Für wie wichtig hältst Du es, dass sich auch Unternehmen bei potentiellen Bewerber:innen als familienfreundlich präsentieren und wie können sie das tun?

Ich erlebe Gott sei Dank, dass die Familienfreundlichkeit immer wichtiger wird. Nicht zuletzt, weil es mehr und mehr ein „Elternthema“ und nicht nur ein Thema von uns Frauen ist. Gerade in Branchen, in denen der Fachkräftemangel extrem zu spüren ist, gibt es da heute für Unternehmen eigentlich gar keine Wahl mehr – und das ist gut so! Entscheidend hierbei ist natürlich, dass das nicht nur ein reines „Branding-Thema“ ist, es muss dann auch die passende Unternehmenskultur geben. Momentan erlebe ich noch häufig, dass viel Versprochen wird, es in der Umsetzung dann aber doch immer noch harkt. Und tatsächlich denke ich, dass der Prozess im Unternehmen oft zu stark auf die Frauen ausgerichtet ist. Wenn wir bedenken, dass für jeden Mann der 6 Monate Elternzeit nimmt eine Frau früher wieder in den Job zurück kehren kann, dann sollten Unternehmen anfangen, die Männer dabei zu unterstützen in Elternzeit zu gehen.
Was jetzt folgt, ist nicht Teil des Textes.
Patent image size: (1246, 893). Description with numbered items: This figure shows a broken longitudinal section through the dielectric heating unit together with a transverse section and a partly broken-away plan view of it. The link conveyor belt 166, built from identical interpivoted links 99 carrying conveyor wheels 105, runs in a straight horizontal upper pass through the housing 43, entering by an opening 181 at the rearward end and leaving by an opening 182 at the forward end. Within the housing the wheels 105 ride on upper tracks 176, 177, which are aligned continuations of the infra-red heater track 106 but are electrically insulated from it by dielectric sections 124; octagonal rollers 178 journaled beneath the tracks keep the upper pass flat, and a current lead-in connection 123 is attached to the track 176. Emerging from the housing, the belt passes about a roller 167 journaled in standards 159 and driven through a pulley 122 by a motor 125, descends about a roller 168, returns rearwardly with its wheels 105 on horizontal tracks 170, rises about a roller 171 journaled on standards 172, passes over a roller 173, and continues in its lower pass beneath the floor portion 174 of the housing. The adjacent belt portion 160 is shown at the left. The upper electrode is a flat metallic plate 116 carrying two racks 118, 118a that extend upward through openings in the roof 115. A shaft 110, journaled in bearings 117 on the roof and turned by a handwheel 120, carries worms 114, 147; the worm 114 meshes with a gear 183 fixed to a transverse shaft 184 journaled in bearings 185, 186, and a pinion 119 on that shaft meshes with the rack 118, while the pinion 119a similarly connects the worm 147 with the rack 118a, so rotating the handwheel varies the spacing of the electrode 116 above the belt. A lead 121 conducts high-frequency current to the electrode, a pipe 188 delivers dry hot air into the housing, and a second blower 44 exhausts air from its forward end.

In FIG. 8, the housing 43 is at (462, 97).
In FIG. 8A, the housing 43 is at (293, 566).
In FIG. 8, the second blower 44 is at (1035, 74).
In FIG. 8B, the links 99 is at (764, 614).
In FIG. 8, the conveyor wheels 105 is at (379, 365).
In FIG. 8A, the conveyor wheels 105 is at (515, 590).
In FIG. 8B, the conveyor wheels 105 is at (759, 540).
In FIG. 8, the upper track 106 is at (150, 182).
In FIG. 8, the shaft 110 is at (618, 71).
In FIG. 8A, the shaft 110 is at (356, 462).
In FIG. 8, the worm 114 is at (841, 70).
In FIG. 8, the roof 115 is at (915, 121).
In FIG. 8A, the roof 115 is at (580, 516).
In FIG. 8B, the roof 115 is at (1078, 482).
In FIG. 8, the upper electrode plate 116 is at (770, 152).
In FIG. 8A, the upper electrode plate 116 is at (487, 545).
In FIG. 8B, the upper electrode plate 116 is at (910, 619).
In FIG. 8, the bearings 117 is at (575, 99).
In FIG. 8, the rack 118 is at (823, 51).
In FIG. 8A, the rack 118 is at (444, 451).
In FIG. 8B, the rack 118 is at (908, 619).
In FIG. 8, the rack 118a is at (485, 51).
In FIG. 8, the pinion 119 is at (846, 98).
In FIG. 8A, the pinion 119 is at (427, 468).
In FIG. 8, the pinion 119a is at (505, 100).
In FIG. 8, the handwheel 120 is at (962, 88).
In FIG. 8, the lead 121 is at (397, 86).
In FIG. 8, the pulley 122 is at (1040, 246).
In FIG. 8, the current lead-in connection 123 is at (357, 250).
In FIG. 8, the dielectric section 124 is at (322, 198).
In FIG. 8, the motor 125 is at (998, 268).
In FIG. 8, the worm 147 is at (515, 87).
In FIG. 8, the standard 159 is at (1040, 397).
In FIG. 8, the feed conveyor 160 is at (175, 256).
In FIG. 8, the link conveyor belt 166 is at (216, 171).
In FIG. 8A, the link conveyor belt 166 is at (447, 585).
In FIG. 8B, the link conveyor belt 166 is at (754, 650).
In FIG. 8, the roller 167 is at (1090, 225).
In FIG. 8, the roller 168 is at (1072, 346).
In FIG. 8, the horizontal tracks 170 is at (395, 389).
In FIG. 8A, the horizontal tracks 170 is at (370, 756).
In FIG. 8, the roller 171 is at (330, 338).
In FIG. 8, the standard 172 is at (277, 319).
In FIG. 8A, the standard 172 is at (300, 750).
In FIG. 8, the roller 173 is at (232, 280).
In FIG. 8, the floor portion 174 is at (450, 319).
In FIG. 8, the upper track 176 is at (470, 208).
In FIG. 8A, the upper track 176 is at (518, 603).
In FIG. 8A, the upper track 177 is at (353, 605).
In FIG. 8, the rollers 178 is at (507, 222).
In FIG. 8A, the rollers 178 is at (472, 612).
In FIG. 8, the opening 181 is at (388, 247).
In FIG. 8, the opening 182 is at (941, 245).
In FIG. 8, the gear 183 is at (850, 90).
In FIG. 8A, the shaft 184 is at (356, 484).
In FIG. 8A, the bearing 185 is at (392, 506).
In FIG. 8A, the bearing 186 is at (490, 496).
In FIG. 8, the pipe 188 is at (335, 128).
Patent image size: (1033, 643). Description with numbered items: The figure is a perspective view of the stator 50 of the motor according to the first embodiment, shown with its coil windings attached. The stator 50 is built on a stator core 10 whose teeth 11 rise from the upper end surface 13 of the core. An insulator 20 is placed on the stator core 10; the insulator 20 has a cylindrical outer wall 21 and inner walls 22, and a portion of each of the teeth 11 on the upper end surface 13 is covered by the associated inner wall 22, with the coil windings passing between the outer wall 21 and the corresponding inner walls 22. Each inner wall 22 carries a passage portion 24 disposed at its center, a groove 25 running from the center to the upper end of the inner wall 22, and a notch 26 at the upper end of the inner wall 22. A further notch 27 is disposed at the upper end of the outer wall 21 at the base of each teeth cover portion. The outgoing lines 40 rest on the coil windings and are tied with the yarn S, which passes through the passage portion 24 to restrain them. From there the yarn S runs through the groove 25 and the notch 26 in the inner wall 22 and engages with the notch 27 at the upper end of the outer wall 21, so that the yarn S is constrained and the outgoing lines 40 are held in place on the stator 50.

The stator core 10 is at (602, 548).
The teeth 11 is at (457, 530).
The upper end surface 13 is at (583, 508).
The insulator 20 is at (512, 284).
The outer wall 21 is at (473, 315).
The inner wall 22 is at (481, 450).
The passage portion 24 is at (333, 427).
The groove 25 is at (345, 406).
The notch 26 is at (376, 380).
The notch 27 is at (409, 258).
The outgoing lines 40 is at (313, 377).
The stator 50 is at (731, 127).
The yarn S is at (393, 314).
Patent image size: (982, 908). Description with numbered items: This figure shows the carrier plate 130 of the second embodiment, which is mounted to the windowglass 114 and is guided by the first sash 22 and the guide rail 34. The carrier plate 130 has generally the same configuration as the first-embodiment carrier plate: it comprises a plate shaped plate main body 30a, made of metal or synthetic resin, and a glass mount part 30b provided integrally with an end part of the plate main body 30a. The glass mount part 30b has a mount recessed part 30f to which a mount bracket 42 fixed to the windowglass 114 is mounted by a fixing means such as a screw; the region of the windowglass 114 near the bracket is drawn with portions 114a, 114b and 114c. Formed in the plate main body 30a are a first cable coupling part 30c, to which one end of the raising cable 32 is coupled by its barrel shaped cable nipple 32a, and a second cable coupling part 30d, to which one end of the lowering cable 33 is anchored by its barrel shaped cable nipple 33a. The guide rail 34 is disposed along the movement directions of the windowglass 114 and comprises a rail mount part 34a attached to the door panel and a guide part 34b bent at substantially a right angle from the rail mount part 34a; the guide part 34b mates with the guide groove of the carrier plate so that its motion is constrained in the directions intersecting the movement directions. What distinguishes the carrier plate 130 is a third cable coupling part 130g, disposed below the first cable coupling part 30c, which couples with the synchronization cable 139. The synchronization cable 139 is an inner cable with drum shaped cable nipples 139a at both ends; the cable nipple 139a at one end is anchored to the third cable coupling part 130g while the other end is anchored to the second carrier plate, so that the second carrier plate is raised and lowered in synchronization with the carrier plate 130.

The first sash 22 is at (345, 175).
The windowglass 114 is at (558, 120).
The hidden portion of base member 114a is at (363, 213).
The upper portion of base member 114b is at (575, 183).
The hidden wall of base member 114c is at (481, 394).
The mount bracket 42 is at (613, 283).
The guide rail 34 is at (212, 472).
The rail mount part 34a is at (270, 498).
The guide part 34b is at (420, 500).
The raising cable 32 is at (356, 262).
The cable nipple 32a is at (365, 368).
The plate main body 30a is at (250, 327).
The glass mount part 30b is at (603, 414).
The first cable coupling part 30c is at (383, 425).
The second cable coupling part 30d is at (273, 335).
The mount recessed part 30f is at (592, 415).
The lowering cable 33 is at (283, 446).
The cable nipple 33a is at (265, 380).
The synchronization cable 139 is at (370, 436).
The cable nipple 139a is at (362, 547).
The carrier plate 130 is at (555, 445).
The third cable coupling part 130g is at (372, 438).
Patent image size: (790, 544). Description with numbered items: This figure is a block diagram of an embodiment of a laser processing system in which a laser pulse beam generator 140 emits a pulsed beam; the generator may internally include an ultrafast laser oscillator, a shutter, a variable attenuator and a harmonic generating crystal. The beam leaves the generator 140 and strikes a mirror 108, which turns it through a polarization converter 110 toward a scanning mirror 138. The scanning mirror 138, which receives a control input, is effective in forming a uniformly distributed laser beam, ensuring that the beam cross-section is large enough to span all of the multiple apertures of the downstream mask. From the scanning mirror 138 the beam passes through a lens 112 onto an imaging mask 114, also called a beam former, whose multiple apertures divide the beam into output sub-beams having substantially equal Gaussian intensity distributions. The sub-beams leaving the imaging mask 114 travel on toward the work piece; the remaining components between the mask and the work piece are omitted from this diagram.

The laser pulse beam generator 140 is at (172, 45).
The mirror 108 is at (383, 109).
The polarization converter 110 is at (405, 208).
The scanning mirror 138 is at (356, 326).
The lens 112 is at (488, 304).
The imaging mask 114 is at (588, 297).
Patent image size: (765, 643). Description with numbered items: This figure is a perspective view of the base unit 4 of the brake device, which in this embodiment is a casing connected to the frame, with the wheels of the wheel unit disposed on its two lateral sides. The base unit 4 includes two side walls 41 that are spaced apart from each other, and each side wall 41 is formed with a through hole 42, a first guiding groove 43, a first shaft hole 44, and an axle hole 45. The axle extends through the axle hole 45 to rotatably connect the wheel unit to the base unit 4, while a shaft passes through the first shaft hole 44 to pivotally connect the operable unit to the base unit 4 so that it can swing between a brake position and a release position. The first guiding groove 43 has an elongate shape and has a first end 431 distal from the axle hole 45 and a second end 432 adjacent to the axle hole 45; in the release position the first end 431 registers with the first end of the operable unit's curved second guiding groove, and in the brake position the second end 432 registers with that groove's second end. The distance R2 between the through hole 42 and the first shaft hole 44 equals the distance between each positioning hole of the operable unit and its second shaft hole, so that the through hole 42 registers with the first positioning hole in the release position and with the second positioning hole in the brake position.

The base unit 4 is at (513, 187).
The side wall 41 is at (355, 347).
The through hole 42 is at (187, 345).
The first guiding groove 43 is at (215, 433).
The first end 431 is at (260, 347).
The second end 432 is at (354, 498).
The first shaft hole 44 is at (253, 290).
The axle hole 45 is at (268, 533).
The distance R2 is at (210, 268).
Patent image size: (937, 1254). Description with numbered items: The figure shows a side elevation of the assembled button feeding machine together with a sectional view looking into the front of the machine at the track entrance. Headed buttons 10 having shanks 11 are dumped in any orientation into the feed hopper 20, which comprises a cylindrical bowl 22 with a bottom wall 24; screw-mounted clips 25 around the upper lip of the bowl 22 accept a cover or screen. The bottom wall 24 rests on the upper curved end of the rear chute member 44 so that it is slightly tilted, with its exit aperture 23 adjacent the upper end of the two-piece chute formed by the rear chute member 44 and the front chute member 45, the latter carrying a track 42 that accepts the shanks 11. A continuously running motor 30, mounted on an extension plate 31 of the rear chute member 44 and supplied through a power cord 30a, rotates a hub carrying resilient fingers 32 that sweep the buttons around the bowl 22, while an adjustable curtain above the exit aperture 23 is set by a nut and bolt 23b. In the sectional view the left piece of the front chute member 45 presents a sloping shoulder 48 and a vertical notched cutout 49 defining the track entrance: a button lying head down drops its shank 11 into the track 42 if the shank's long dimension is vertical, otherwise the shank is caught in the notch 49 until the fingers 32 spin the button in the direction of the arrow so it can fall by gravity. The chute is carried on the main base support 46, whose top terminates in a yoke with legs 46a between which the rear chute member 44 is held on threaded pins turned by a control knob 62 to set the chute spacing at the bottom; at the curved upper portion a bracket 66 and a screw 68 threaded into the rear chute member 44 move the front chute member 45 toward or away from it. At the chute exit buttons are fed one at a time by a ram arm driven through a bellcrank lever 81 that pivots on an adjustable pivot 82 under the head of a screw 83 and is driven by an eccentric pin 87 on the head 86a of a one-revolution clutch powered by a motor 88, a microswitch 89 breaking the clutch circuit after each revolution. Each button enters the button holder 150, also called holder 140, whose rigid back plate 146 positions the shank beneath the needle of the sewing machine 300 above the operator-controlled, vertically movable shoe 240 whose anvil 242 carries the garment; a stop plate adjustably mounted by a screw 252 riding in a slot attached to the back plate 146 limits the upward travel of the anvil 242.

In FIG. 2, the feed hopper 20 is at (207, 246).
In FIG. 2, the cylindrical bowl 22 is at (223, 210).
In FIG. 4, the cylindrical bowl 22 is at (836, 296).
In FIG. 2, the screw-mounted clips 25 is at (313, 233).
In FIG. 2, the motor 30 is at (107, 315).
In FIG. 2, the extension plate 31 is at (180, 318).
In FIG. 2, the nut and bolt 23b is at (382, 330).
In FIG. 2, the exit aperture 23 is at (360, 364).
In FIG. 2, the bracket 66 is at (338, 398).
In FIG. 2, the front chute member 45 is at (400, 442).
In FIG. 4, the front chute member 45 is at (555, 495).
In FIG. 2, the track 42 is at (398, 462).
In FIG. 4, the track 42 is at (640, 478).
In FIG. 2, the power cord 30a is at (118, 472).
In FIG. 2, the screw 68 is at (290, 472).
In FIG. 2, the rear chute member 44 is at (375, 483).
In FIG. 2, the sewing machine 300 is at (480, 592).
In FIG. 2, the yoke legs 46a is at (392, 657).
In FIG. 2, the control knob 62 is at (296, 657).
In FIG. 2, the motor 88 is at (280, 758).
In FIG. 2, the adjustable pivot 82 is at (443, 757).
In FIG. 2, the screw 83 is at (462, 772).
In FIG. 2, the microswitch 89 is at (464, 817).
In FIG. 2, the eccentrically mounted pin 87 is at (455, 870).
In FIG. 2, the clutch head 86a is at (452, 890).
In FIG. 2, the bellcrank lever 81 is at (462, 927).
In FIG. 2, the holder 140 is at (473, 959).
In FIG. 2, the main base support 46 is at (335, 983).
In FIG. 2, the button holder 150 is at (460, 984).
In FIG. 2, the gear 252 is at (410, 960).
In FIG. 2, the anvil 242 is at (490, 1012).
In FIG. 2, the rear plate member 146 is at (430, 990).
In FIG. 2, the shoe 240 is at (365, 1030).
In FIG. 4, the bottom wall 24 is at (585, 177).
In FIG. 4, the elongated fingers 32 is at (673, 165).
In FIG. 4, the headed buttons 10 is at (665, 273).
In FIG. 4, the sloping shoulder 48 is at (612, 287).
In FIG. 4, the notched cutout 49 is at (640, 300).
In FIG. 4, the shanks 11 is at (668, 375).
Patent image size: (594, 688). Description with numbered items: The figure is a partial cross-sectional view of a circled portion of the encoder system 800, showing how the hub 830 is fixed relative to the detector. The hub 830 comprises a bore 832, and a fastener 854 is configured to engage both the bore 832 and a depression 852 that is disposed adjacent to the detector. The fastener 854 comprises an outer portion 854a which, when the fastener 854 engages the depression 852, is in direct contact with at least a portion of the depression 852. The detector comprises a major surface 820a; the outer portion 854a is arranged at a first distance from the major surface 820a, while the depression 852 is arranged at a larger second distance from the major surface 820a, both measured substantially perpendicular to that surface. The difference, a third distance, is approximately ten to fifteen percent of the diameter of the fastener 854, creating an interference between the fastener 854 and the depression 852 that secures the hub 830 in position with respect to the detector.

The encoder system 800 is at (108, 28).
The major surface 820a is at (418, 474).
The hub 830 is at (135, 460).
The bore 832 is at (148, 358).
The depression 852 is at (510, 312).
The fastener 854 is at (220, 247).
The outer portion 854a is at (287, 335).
Auch bei uns war es so, dass das Thema Elternzeit für mich viel einfacher „durchzubringen“ war als für meinen Partner.

Letzter Punkt: Welche Karrieretipps würdest du Müttern unserer Community mitgeben, die kurz vor dem Wiedereinstieg stehen oder sich bewerben?

Ein paar habe ich ja in den vorherigen Antworten bereits gegeben: Der für mich wichtigste Punkt ist, dass wir an unserer inneren Haltung arbeiten. Empfinde ich – einem potenziellen Arbeitgeber gegenüber – die Elternschaft oder Elternzeit als „Makel“ im Lebenslauf, dann strahle ich das leider oft auch aus. Wir sollten damit genauso selbstverständlich umgehen wie unsere männlichen Kollegen. Und Fragen nach „wer betreut denn dann das Kind, wenn Sie arbeiten?“ darf man auch gerne mal mit „wer macht das denn bei Ihnen?“ oder „stellen Sie diese Frage auch männlichen Bewerbern standardmäßig? Wenn ja, beantworte ich Sie ihnen gerne, wenn nein, gehen sie davon aus: für mein Kind ist gesorgt!“ beantworten.